Las instituciones políticas y la vigencia del derecho sirven para la resolución ordenada de los conflictos, la toma efectiva de decisiones vinculantes y la motivación de comportamientos predecibles. Pero en España parece, en cambio, como si la competencia, las amenazas y los intercambios de favores entre dirigentes de partidos y facciones políticas continuaran dominando. El problema es que las instituciones políticas han sufrido de poca legitimidad desde tiempo inmemorial. No todo lo legal es, por el hecho de existir, legítimo. La legitimidad es un resultado de la aceptación y el reconocimiento de las reglas del juego por quienes se espera que actúen de acuerdo con ellas. Y es cuando este reconocimiento falla cuando se apela a “la política”.

Esto significa que, más o menos como siempre en los últimos 200 años, nos hemos quedado a mitad de camino. Por un lado, las instituciones y las leyes son suficientemente fuertes para que los gobernantes puedan intentar imponerlas como único y exclusivo mecanismo legítimo de resolución de conflictos. Pero no son suficientemente aceptadas para que puedan canalizar efectivamente todas las interacciones sobre los asuntos públicos, lo cual sobredimensiona “la política” entendida como amaños fuera de las instituciones y al margen de la ley.

La cuestión emerge con especial claridad cuando algunos denuncian “la judicialización de la política”, como si fuera algo malo, en vez de la politización de la justicia que se deriva de los mecanismos partidistas de selección de los altos cargos judiciales.
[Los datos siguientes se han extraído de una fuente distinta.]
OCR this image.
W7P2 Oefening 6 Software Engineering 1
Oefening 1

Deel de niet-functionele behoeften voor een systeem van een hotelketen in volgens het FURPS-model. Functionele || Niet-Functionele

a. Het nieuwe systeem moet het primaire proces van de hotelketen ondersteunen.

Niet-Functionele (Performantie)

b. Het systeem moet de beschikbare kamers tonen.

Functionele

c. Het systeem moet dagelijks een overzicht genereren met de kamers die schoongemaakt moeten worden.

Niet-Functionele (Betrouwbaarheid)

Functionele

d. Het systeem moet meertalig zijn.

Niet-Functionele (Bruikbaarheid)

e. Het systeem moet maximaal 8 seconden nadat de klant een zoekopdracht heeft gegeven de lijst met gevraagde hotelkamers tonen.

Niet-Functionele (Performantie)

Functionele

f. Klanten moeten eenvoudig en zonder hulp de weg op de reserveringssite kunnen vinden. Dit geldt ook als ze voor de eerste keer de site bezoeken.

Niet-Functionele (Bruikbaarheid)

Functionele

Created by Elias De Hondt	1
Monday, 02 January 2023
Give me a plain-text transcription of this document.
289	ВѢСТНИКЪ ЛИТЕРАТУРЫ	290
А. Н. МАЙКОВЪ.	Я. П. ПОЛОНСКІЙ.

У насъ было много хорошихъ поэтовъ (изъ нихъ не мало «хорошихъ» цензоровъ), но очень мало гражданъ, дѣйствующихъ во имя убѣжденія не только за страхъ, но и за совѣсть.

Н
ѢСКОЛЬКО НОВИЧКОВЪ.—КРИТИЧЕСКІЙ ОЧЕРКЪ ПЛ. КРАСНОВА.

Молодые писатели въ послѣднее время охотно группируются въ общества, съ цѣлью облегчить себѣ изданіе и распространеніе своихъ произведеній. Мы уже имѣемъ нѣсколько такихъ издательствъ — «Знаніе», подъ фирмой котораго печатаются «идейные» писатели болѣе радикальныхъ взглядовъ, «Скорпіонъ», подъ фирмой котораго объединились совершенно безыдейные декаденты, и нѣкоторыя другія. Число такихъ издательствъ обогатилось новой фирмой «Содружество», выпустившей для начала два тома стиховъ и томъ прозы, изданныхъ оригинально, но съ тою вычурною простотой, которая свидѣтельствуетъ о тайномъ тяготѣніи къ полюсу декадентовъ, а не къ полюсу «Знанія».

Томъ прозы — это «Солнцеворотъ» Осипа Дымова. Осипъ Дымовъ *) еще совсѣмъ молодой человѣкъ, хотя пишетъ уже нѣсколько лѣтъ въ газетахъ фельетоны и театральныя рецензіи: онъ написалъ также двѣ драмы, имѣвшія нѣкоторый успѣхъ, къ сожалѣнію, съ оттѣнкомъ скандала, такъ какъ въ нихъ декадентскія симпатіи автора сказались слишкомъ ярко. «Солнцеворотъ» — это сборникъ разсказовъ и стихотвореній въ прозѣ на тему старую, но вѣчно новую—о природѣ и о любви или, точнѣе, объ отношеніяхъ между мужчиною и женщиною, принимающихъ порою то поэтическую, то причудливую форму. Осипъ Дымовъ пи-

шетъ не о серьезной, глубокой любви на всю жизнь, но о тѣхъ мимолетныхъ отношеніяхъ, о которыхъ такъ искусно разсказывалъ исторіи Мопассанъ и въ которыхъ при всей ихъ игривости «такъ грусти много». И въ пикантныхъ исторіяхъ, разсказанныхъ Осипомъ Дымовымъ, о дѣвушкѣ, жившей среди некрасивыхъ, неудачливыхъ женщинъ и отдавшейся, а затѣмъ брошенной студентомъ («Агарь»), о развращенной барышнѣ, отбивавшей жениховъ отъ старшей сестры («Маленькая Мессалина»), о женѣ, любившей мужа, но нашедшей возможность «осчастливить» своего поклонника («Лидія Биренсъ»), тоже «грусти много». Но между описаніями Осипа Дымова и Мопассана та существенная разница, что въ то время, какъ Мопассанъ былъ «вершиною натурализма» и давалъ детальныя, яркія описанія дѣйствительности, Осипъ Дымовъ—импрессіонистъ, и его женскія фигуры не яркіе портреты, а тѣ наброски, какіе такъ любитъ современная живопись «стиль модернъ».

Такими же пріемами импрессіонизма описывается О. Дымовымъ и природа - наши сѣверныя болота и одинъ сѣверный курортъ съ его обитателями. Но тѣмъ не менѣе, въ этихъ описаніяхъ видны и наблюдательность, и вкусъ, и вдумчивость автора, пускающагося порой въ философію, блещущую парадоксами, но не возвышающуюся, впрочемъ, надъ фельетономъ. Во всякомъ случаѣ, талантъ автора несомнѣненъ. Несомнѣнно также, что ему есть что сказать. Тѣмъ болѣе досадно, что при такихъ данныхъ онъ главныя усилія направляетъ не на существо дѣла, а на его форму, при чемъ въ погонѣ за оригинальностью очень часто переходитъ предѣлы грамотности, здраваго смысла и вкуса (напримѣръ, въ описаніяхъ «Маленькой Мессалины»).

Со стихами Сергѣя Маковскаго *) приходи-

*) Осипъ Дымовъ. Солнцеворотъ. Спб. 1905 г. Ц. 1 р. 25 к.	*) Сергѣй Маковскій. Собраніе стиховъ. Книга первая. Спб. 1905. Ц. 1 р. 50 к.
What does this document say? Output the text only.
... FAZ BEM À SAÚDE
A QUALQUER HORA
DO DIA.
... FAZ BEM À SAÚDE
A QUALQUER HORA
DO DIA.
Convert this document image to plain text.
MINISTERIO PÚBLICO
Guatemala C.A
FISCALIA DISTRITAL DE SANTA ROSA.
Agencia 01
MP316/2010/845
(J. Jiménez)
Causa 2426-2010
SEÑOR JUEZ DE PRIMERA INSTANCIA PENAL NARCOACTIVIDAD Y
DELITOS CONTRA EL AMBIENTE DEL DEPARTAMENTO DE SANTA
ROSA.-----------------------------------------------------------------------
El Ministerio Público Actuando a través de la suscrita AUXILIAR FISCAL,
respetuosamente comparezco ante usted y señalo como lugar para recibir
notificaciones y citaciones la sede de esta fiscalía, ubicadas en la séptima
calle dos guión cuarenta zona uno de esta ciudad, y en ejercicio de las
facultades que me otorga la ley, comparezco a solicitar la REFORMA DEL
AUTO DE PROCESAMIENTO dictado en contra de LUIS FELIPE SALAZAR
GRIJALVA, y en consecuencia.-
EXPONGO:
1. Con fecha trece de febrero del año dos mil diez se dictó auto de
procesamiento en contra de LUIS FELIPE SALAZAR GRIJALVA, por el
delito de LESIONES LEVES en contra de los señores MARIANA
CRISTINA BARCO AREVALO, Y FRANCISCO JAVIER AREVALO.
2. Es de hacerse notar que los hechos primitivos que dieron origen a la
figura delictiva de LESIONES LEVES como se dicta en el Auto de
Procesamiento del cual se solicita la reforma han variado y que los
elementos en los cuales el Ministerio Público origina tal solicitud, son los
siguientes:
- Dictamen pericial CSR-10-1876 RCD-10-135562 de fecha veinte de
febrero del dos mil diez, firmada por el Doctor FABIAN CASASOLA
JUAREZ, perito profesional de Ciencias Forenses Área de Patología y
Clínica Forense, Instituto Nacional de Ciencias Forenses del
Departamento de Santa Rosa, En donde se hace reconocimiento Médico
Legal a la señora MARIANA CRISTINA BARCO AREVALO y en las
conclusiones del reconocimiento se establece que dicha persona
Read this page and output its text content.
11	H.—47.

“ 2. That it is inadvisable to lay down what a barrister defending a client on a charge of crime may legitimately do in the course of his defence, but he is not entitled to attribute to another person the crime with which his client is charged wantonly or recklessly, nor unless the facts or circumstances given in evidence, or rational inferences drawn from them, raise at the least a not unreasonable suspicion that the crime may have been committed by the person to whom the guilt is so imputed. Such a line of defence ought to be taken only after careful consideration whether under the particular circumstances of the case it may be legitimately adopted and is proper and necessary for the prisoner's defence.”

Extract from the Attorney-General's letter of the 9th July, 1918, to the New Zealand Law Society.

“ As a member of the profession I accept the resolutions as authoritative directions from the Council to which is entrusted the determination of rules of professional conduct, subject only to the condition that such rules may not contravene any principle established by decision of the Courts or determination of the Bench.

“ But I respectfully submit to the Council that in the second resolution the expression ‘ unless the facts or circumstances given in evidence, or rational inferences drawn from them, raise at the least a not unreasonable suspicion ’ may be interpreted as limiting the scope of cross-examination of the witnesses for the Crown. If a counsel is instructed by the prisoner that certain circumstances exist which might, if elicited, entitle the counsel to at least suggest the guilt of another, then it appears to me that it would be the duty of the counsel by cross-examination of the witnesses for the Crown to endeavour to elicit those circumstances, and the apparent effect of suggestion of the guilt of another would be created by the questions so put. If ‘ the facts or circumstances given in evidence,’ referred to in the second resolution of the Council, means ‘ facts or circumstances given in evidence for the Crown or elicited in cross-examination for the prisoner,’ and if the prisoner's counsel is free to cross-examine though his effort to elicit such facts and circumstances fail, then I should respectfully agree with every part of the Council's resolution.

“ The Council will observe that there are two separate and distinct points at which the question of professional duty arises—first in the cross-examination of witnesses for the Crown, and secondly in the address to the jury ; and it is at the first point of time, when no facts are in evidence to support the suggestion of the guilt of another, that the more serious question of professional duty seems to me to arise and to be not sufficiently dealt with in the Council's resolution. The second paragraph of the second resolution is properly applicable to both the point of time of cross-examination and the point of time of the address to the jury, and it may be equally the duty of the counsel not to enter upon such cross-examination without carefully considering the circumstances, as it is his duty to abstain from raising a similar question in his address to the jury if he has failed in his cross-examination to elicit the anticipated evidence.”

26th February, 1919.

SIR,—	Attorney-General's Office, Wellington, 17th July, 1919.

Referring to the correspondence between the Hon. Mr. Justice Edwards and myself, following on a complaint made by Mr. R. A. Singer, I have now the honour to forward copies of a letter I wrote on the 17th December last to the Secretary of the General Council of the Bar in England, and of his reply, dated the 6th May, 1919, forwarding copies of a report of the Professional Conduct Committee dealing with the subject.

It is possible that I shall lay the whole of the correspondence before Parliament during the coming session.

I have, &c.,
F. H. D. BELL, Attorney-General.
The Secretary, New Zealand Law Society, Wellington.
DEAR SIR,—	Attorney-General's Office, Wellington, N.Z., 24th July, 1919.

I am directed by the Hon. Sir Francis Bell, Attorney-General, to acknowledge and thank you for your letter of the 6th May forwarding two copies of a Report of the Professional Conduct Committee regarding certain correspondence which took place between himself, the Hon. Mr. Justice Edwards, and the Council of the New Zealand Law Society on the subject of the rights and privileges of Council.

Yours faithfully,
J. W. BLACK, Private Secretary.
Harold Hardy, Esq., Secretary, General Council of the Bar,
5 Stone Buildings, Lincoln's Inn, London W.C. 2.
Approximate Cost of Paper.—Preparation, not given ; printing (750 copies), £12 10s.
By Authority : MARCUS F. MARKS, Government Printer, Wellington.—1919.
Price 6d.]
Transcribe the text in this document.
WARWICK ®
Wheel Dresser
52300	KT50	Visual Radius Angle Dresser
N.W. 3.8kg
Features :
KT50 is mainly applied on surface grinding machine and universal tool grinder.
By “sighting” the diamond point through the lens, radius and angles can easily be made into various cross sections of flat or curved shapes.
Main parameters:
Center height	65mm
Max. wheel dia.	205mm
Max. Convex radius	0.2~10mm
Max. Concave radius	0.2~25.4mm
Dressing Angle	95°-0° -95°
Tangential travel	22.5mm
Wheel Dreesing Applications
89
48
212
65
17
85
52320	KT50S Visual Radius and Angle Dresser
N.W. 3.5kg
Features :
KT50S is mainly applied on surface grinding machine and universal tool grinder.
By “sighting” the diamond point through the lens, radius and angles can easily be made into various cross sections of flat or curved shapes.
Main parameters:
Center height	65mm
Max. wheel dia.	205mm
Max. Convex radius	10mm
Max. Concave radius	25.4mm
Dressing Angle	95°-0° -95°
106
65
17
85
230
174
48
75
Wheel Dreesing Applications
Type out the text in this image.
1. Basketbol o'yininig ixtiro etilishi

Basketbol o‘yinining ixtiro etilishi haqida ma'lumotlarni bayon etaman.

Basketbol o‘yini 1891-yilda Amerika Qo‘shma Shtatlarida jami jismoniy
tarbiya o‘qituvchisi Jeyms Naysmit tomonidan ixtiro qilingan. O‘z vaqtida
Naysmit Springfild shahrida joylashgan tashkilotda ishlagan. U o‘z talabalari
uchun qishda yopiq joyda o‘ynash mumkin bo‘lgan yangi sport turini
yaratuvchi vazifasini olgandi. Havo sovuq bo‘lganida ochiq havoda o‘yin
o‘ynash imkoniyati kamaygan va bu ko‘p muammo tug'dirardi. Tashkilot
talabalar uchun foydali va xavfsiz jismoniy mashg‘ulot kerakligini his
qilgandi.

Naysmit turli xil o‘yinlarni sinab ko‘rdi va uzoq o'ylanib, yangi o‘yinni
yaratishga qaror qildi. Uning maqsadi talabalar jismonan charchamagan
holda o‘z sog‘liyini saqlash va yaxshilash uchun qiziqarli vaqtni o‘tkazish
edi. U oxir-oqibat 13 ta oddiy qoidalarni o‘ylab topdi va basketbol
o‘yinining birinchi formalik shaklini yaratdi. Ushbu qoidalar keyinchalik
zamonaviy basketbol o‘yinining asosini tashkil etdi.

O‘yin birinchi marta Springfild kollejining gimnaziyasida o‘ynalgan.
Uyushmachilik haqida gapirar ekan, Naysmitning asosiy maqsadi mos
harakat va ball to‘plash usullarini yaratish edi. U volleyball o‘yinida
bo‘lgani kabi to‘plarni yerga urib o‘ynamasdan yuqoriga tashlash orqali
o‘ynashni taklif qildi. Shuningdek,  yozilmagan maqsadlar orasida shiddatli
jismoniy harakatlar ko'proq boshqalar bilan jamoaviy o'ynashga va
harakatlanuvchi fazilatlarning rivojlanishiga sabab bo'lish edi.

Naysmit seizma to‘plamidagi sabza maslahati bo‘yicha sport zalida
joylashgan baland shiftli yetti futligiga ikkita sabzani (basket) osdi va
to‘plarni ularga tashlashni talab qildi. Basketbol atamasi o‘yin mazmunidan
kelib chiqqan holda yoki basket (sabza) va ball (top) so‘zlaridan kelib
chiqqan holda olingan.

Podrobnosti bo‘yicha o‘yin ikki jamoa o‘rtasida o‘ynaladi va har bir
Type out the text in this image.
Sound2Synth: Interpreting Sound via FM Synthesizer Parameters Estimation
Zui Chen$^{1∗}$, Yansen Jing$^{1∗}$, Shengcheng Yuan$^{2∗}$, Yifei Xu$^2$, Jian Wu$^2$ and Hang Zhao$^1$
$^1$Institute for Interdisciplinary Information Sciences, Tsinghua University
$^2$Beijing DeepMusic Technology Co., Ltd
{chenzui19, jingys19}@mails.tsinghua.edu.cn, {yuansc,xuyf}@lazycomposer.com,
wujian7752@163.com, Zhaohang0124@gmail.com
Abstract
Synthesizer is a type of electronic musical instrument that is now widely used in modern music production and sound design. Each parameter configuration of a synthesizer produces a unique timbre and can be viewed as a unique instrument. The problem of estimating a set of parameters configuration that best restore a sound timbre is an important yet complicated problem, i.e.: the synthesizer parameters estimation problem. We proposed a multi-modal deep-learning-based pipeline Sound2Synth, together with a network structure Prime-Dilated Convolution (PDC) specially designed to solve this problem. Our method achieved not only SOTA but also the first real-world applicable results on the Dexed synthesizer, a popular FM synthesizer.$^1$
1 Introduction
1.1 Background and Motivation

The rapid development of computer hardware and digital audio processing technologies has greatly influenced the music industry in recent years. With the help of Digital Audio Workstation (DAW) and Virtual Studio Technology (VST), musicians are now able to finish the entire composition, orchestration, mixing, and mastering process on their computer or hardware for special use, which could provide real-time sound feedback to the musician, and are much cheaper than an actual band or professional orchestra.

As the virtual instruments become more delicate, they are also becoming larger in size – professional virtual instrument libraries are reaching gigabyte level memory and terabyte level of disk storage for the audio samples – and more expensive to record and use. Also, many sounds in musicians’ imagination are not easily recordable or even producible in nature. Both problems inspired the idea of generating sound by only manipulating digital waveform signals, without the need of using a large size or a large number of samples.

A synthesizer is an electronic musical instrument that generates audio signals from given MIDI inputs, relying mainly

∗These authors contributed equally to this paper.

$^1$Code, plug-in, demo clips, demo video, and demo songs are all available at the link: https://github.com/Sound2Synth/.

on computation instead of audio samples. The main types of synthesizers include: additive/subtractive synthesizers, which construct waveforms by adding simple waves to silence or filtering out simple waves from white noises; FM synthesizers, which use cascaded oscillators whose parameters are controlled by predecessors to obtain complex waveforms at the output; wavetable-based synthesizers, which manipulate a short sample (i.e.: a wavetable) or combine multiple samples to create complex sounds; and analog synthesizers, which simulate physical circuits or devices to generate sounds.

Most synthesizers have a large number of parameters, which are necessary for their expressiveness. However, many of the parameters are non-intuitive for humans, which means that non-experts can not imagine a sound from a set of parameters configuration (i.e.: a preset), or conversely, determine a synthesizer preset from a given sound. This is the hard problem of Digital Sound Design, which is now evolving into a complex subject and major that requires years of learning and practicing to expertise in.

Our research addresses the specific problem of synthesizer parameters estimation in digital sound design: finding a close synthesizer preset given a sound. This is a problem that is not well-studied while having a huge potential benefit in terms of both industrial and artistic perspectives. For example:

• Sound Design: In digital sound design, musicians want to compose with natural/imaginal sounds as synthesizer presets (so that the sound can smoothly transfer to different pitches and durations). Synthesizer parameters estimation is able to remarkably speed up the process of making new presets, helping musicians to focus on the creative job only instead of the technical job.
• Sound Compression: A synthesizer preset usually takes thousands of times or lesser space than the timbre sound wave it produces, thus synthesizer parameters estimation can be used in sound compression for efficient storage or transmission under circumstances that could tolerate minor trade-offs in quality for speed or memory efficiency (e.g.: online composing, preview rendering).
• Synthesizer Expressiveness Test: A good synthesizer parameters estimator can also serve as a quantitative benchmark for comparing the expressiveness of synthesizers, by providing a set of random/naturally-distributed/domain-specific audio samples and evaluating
El camino fecundo sería la despolitización de la justicia para que así se pudiera establecer una confortante judicialización de los conflictos políticos. Lo ideal sería, pues, no más “política”, sino menos, y más instituciones legitimadas.

Ya el maestro Juan J. Linz vio en la débil modernización de España una explicación “del papel tan importante de la política en nuestra sociedad”. Una vistosa consecuencia ha sido el prestigio social y la alta reverencia de que han disfrutado los políticos, en contraste con otros países de Europa occidental. Hace casi cien años Ortega y Gasset ya esbozó un análisis del engreimiento político que sigue siendo válido para la situación actual: “En España, el hombre político que ha sido gobernante o está en propincuidad de serlo —decía Ortega—, cualquier mequetrefe que durante veinticuatro horas ha asentado sus nalgas en una poltrona ministerial queda para el resto de su vida socialmente consagrado. No solo tiene influencia política, sino que al entrar en un baile privado o sentarse en una mesa convivial [o emitir un mensajito, diríamos hoy] parece que es alguien… No es que posea el exministro español más fuerza social que el francés, sino que, por ausencia de otras fuerzas parejas, queda monstruosamente destacado”.

Hoy, como ayer, el protagonismo de los políticos y sus declaraciones, estrategias, maniobras y cambalaches indica que lo que sigue fallando en España no es “la política”. De esa continúa habiendo mucha, demasiada, con el agravante de que, hoy en día, muchas acciones políticas no son más que postureo y gesticulación más o menos simbólica. Lo que sigue fallando son las instituciones propias de una democracia madura que nunca se ha llegado a completar.

Josep M. Colomer es economista y politólogo.